Regimental Embroidery

We don’t know who made this embroidery nor who the soldier is in the photograph. We believe the embroidery was completed in India in 1896.

What do all he symbols and words on the embroidery mean?

What does ‘V’ ‘R’ mean? (top centre)

This means ‘Victoria Regina’. The word Regina is Latin and means ‘Queen’. These 2 letters date the embroidery to the reign of Queen Victoria (1837 to 1901).

The Colours

The main feature of the embroidery are 2 flags or ‘Colours’.

What is a ‘Colour’?

The Colours have become the symbol of the spirit of the Regiment, for they bear the battle honours and badges granted to the Regiment on commemoration of the gallant deeds performed by its members from the time it was raised.

The association of colours with heroic deeds has caused them to be regarded with veneration. The fact that colours are consecrated before being taken into use, and are laid up in sacred or public buildings after service serves to maintain the atmosphere of veneration with which they are surrounded

Each infantry battalion had 2 colours, collectively called ‘a stand’; the King’s (or Queen’s) colour (on the left in the embroidery) and a ‘regimental colour’ (on the right in the embroidery).

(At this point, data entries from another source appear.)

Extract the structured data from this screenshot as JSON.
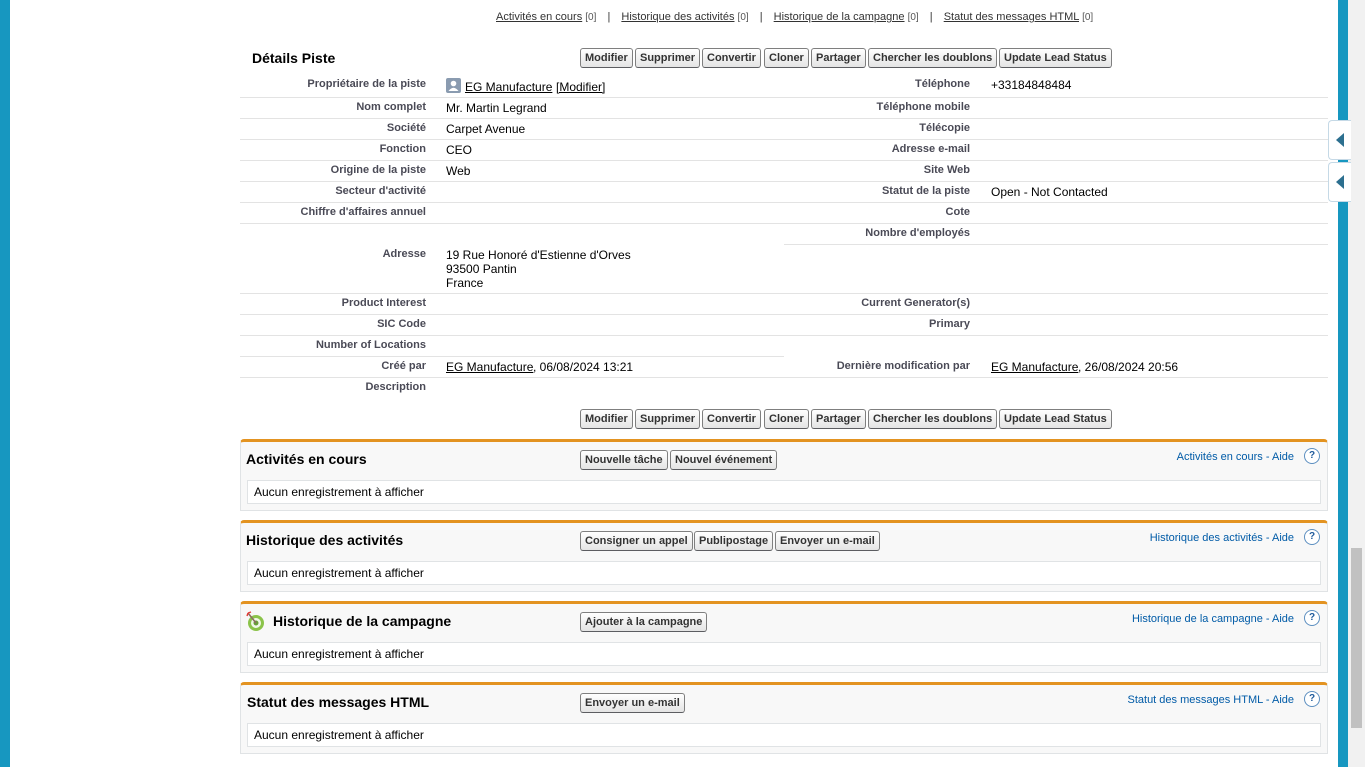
{
  "top_links": [
    {
      "label": "Activités en cours",
      "count": "[0]"
    },
    {
      "label": "Historique des activités",
      "count": "[0]"
    },
    {
      "label": "Historique de la campagne",
      "count": "[0]"
    },
    {
      "label": "Statut des messages HTML",
      "count": "[0]"
    }
  ],
  "details": {
    "title": "Détails Piste",
    "buttons": [
      "Modifier",
      "Supprimer",
      "Convertir",
      "Cloner",
      "Partager",
      "Chercher les doublons",
      "Update Lead Status"
    ],
    "left_fields": [
      {
        "label": "Propriétaire de la piste",
        "value": "EG Manufacture",
        "extra": "[Modifier]"
      },
      {
        "label": "Nom complet",
        "value": "Mr. Martin Legrand"
      },
      {
        "label": "Société",
        "value": "Carpet Avenue"
      },
      {
        "label": "Fonction",
        "value": "CEO"
      },
      {
        "label": "Origine de la piste",
        "value": "Web"
      },
      {
        "label": "Secteur d'activité",
        "value": ""
      },
      {
        "label": "Chiffre d'affaires annuel",
        "value": ""
      },
      {
        "label": "Adresse",
        "value": "19 Rue Honoré d'Estienne d'Orves",
        "value2": "93500 Pantin",
        "value3": "France"
      },
      {
        "label": "Product Interest",
        "value": ""
      },
      {
        "label": "SIC Code",
        "value": ""
      },
      {
        "label": "Number of Locations",
        "value": ""
      },
      {
        "label": "Créé par",
        "value": "EG Manufacture",
        "date": ", 06/08/2024 13:21"
      },
      {
        "label": "Description",
        "value": ""
      }
    ],
    "right_fields": [
      {
        "label": "Téléphone",
        "value": "+33184848484"
      },
      {
        "label": "Téléphone mobile",
        "value": ""
      },
      {
        "label": "Télécopie",
        "value": ""
      },
      {
        "label": "Adresse e-mail",
        "value": ""
      },
      {
        "label": "Site Web",
        "value": ""
      },
      {
        "label": "Statut de la piste",
        "value": "Open - Not Contacted"
      },
      {
        "label": "Cote",
        "value": ""
      },
      {
        "label": "Nombre d'employés",
        "value": ""
      },
      {
        "label": "Current Generator(s)",
        "value": ""
      },
      {
        "label": "Primary",
        "value": ""
      },
      {
        "label": "Dernière modification par",
        "value": "EG Manufacture",
        "date": ", 26/08/2024 20:56"
      }
    ]
  },
  "panels": [
    {
      "title": "Activités en cours",
      "buttons": [
        "Nouvelle tâche",
        "Nouvel événement"
      ],
      "help": "Activités en cours - Aide",
      "empty": "Aucun enregistrement à afficher"
    },
    {
      "title": "Historique des activités",
      "buttons": [
        "Consigner un appel",
        "Publipostage",
        "Envoyer un e-mail"
      ],
      "help": "Historique des activités - Aide",
      "empty": "Aucun enregistrement à afficher"
    },
    {
      "title": "Historique de la campagne",
      "buttons": [
        "Ajouter à la  campagne"
      ],
      "help": "Historique de la campagne - Aide",
      "empty": "Aucun enregistrement à afficher"
    },
    {
      "title": "Statut des messages HTML",
      "buttons": [
        "Envoyer un e-mail"
      ],
      "help": "Statut des messages HTML - Aide",
      "empty": "Aucun enregistrement à afficher"
    }
  ],
  "help_glyph": "?",
  "colors": {
    "accent": "#1797c0",
    "panel_border": "#e39321",
    "link": "#015ba7"
  }
}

Visit the Museum’s ‘Object Focus’ webpage to learn more about our Regimental Colours.

What do the places mentioned on the colours mean?

These are some of the Regiment’s ‘Battle Honours’. These are key campaigns that the Regiment fought in, since the time is was raised, that are remembered, by the Regiment, through the ages.

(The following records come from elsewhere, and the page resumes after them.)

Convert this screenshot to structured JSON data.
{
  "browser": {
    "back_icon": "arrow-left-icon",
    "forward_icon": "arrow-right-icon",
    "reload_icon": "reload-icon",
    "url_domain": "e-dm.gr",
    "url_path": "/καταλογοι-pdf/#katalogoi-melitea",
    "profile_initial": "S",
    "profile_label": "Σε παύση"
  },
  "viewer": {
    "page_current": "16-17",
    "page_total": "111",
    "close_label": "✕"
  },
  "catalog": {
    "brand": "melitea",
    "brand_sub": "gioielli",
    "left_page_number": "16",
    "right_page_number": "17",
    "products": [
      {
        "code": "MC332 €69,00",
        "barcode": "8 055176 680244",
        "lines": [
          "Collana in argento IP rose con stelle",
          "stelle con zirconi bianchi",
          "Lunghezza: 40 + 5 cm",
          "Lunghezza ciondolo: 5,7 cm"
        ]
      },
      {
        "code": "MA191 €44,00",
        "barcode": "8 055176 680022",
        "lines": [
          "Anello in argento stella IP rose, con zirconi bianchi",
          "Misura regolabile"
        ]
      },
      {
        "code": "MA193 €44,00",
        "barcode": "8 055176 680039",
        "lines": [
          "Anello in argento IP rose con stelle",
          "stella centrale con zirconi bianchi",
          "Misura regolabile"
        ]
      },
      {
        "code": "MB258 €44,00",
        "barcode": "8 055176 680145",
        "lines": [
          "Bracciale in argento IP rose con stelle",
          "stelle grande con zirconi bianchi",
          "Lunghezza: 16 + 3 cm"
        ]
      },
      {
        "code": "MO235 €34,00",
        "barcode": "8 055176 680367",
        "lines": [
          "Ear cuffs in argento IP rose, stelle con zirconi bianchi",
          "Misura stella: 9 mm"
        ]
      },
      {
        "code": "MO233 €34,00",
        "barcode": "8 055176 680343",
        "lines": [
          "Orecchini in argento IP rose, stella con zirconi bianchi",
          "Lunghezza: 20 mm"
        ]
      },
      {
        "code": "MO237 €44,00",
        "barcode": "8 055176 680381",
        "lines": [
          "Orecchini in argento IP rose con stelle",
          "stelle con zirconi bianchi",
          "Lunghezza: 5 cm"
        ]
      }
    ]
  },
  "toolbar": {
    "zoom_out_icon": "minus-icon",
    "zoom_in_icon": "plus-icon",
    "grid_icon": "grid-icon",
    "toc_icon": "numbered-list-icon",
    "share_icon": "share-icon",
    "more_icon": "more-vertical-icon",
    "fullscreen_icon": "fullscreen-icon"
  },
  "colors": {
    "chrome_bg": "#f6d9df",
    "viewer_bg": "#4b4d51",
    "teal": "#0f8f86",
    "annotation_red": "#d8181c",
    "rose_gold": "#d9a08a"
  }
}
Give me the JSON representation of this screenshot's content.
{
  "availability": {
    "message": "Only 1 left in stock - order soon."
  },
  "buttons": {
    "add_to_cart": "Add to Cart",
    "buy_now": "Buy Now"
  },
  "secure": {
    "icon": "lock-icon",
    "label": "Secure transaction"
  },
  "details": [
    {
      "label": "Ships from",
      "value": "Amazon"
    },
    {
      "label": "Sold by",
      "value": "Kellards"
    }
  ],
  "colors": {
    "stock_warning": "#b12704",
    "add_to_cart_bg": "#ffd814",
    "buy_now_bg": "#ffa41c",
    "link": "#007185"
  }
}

The Battle Honours mentioned here are:

  • Guadaloupe
  • Egmont-op-Zee
  • New Zealand
  • Inkerman
  • Sevastopol
  • Martinique
  • Peninsula
  • Alma
  • Afghanistan
  • Egypt
  • Egypt 1882

Visit the Museum’s ‘Regimental History’ webpage to learn more about these campaigns and our other Battle Honours.

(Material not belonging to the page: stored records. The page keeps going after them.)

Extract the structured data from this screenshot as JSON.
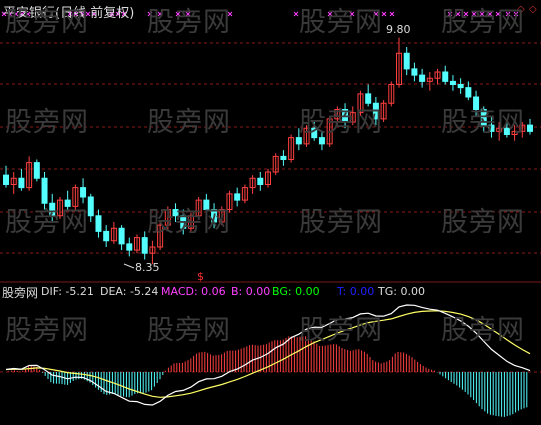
{
  "stock_title": "平安银行(日线 前复权)",
  "watermark": "股旁网",
  "corner_icons": [
    "◇",
    "◇"
  ],
  "price_panel": {
    "high_label": "9.80",
    "low_label": "8.35",
    "signal_marker": "$"
  },
  "indicator": {
    "name_label": "股旁网",
    "dif": "DIF: -5.21",
    "dea": "DEA: -5.24",
    "macd": "MACD: 0.06",
    "b": "B: 0.00",
    "bg": "BG: 0.00",
    "t": "T: 0.00",
    "tg": "TG: 0.00"
  },
  "colors": {
    "background": "#000000",
    "up_candle": "#ff4040",
    "down_candle": "#54ffff",
    "grid": "#8b1a1a",
    "dif_line": "#ffffff",
    "dea_line": "#ffff66",
    "cross_marker": "#ff40ff",
    "macd_label": "#ff40ff",
    "bg_label": "#00ff00",
    "t_label": "#2020ff"
  },
  "chart_data": {
    "type": "candlestick",
    "title": "平安银行(日线 前复权)",
    "high_point": 9.8,
    "low_point": 8.35,
    "candles": [
      {
        "o": 8.92,
        "h": 8.98,
        "l": 8.84,
        "c": 8.86
      },
      {
        "o": 8.86,
        "h": 8.94,
        "l": 8.8,
        "c": 8.9
      },
      {
        "o": 8.9,
        "h": 8.96,
        "l": 8.82,
        "c": 8.84
      },
      {
        "o": 8.84,
        "h": 9.04,
        "l": 8.82,
        "c": 9.0
      },
      {
        "o": 9.0,
        "h": 9.02,
        "l": 8.88,
        "c": 8.9
      },
      {
        "o": 8.9,
        "h": 8.94,
        "l": 8.7,
        "c": 8.74
      },
      {
        "o": 8.74,
        "h": 8.8,
        "l": 8.62,
        "c": 8.66
      },
      {
        "o": 8.66,
        "h": 8.78,
        "l": 8.64,
        "c": 8.76
      },
      {
        "o": 8.76,
        "h": 8.82,
        "l": 8.7,
        "c": 8.72
      },
      {
        "o": 8.72,
        "h": 8.86,
        "l": 8.7,
        "c": 8.84
      },
      {
        "o": 8.84,
        "h": 8.9,
        "l": 8.74,
        "c": 8.78
      },
      {
        "o": 8.78,
        "h": 8.8,
        "l": 8.62,
        "c": 8.66
      },
      {
        "o": 8.66,
        "h": 8.7,
        "l": 8.52,
        "c": 8.56
      },
      {
        "o": 8.56,
        "h": 8.6,
        "l": 8.46,
        "c": 8.5
      },
      {
        "o": 8.5,
        "h": 8.62,
        "l": 8.48,
        "c": 8.58
      },
      {
        "o": 8.58,
        "h": 8.6,
        "l": 8.44,
        "c": 8.48
      },
      {
        "o": 8.48,
        "h": 8.52,
        "l": 8.4,
        "c": 8.44
      },
      {
        "o": 8.44,
        "h": 8.54,
        "l": 8.42,
        "c": 8.52
      },
      {
        "o": 8.52,
        "h": 8.56,
        "l": 8.38,
        "c": 8.42
      },
      {
        "o": 8.42,
        "h": 8.5,
        "l": 8.35,
        "c": 8.46
      },
      {
        "o": 8.46,
        "h": 8.62,
        "l": 8.44,
        "c": 8.6
      },
      {
        "o": 8.6,
        "h": 8.72,
        "l": 8.56,
        "c": 8.7
      },
      {
        "o": 8.7,
        "h": 8.74,
        "l": 8.62,
        "c": 8.66
      },
      {
        "o": 8.66,
        "h": 8.7,
        "l": 8.54,
        "c": 8.58
      },
      {
        "o": 8.58,
        "h": 8.68,
        "l": 8.56,
        "c": 8.66
      },
      {
        "o": 8.66,
        "h": 8.78,
        "l": 8.64,
        "c": 8.76
      },
      {
        "o": 8.76,
        "h": 8.8,
        "l": 8.66,
        "c": 8.7
      },
      {
        "o": 8.7,
        "h": 8.74,
        "l": 8.58,
        "c": 8.62
      },
      {
        "o": 8.62,
        "h": 8.72,
        "l": 8.6,
        "c": 8.7
      },
      {
        "o": 8.7,
        "h": 8.82,
        "l": 8.68,
        "c": 8.8
      },
      {
        "o": 8.8,
        "h": 8.84,
        "l": 8.72,
        "c": 8.76
      },
      {
        "o": 8.76,
        "h": 8.86,
        "l": 8.74,
        "c": 8.84
      },
      {
        "o": 8.84,
        "h": 8.92,
        "l": 8.8,
        "c": 8.9
      },
      {
        "o": 8.9,
        "h": 8.94,
        "l": 8.82,
        "c": 8.86
      },
      {
        "o": 8.86,
        "h": 8.96,
        "l": 8.84,
        "c": 8.94
      },
      {
        "o": 8.94,
        "h": 9.06,
        "l": 8.92,
        "c": 9.04
      },
      {
        "o": 9.04,
        "h": 9.08,
        "l": 8.98,
        "c": 9.02
      },
      {
        "o": 9.02,
        "h": 9.18,
        "l": 9.0,
        "c": 9.16
      },
      {
        "o": 9.16,
        "h": 9.22,
        "l": 9.08,
        "c": 9.12
      },
      {
        "o": 9.12,
        "h": 9.24,
        "l": 9.1,
        "c": 9.22
      },
      {
        "o": 9.22,
        "h": 9.26,
        "l": 9.14,
        "c": 9.16
      },
      {
        "o": 9.16,
        "h": 9.2,
        "l": 9.08,
        "c": 9.12
      },
      {
        "o": 9.12,
        "h": 9.3,
        "l": 9.1,
        "c": 9.28
      },
      {
        "o": 9.28,
        "h": 9.36,
        "l": 9.24,
        "c": 9.34
      },
      {
        "o": 9.34,
        "h": 9.38,
        "l": 9.22,
        "c": 9.26
      },
      {
        "o": 9.26,
        "h": 9.36,
        "l": 9.24,
        "c": 9.32
      },
      {
        "o": 9.32,
        "h": 9.46,
        "l": 9.3,
        "c": 9.44
      },
      {
        "o": 9.44,
        "h": 9.5,
        "l": 9.36,
        "c": 9.38
      },
      {
        "o": 9.38,
        "h": 9.42,
        "l": 9.24,
        "c": 9.28
      },
      {
        "o": 9.28,
        "h": 9.4,
        "l": 9.26,
        "c": 9.38
      },
      {
        "o": 9.38,
        "h": 9.52,
        "l": 9.36,
        "c": 9.5
      },
      {
        "o": 9.5,
        "h": 9.8,
        "l": 9.48,
        "c": 9.7
      },
      {
        "o": 9.7,
        "h": 9.74,
        "l": 9.56,
        "c": 9.6
      },
      {
        "o": 9.6,
        "h": 9.64,
        "l": 9.52,
        "c": 9.56
      },
      {
        "o": 9.56,
        "h": 9.6,
        "l": 9.48,
        "c": 9.52
      },
      {
        "o": 9.52,
        "h": 9.58,
        "l": 9.46,
        "c": 9.54
      },
      {
        "o": 9.54,
        "h": 9.6,
        "l": 9.5,
        "c": 9.58
      },
      {
        "o": 9.58,
        "h": 9.62,
        "l": 9.5,
        "c": 9.52
      },
      {
        "o": 9.52,
        "h": 9.56,
        "l": 9.46,
        "c": 9.5
      },
      {
        "o": 9.5,
        "h": 9.54,
        "l": 9.44,
        "c": 9.48
      },
      {
        "o": 9.48,
        "h": 9.52,
        "l": 9.4,
        "c": 9.42
      },
      {
        "o": 9.42,
        "h": 9.46,
        "l": 9.3,
        "c": 9.34
      },
      {
        "o": 9.34,
        "h": 9.36,
        "l": 9.2,
        "c": 9.24
      },
      {
        "o": 9.24,
        "h": 9.3,
        "l": 9.16,
        "c": 9.2
      },
      {
        "o": 9.2,
        "h": 9.26,
        "l": 9.14,
        "c": 9.22
      },
      {
        "o": 9.22,
        "h": 9.28,
        "l": 9.16,
        "c": 9.18
      },
      {
        "o": 9.18,
        "h": 9.24,
        "l": 9.14,
        "c": 9.2
      },
      {
        "o": 9.2,
        "h": 9.26,
        "l": 9.16,
        "c": 9.24
      },
      {
        "o": 9.24,
        "h": 9.28,
        "l": 9.18,
        "c": 9.2
      }
    ]
  }
}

The Sphinx (Egypt) (bottom centre)

This is a symbol used by the Regiment to remember its fighting during the Egyptian campaign, fought between 8th March and 26th August 1801 with the aim of expelling Napoleon Bonaparte from Egypt.

On 16 July 1802, Egypt, with the badge of The Sphinx was awarded to all units which had taken part in the 1801 campaign. This distinction is interesting for several reasons: it was the first to be awarded for a campaign and the first to use a badge to commemorate the award. Also, unlike previous awards, it was not considered necessary for the complete unit to have been present to qualify for the honour.

The Regiment was once again in Egypt in 1882 (11 July to 23rd September 1882) – when it earned the battle honour Egypt 1882, awarded in 1883.

The other symbols on the embroidery

  • The flowers embroidered on the work depict the constituent countries of what was called the United Kingdom of Great Britain and Ireland: the rose of England, the thistle of Scotland and the Shamrock for Ireland (Ireland was not independent until 1922).
  • ‘96’ refers to the 96th Regiment of Foot which later became the 2nd Battalion of the Manchester Regiment.
  • The Crowns reflect the service of the regiment and soldier to the monarch of the day, in this case Queen Victoria.
  • Three drums and a bugle are depicted on the embroidery. Both these instruments would be familiar to any soldier both in the 1800’s and still today.

This embroidery was conserved by Mrs Jacqueline Hyman and framed by Lancashire County Museum Service with financial assistance from the Army Museums Ogilby Trust in 2013.